In anger, every candidate except the Greens chose to direct their preferences to the Liberals before Labor.
Their decision not to preference the ALP was, said the candidates, reinforced by inflammatory comments by Premier Bob Carr about Middle Eastern Australians in Sydney's west in the weeks leading up to the by-election.
In a collective interview with ABC-TV's Stateline program on September 7, the non-Labor candidates in the Auburn by- election, while endorsing both major parties' call for more police to fight crime, vehemently rejected Carr's efforts to racially profile criminals and blame "ethnic gangs" for local crime.

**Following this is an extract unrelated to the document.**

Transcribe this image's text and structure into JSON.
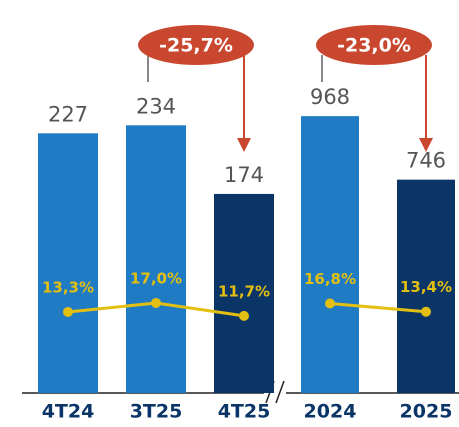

The candidates' rejection of the ALP's racist rhetoric was widely echoed on the streets of Auburn, and is undoubtedly the main reason for the swing against Labor at the poll.
As an Iraqi refugee told me at a polling booth on the day of the by-election, "First the politicians do everything to stop us from coming into Australia, then they blame us for all the bad things inside Australia."
A 24-hour, bi-lingual hotline has been set up in Sydney to record all incidents of racist abuse of Arab and Muslim people. Calls are confidential and people are being encouraged to reports incidents immediately, either directly or on behalf of others. The Racism Register phone number is 9716 2260.
[Lisa Macdonald is the Socialist Alliance candidate for the federal seat of Reid, which includes the Auburn area.]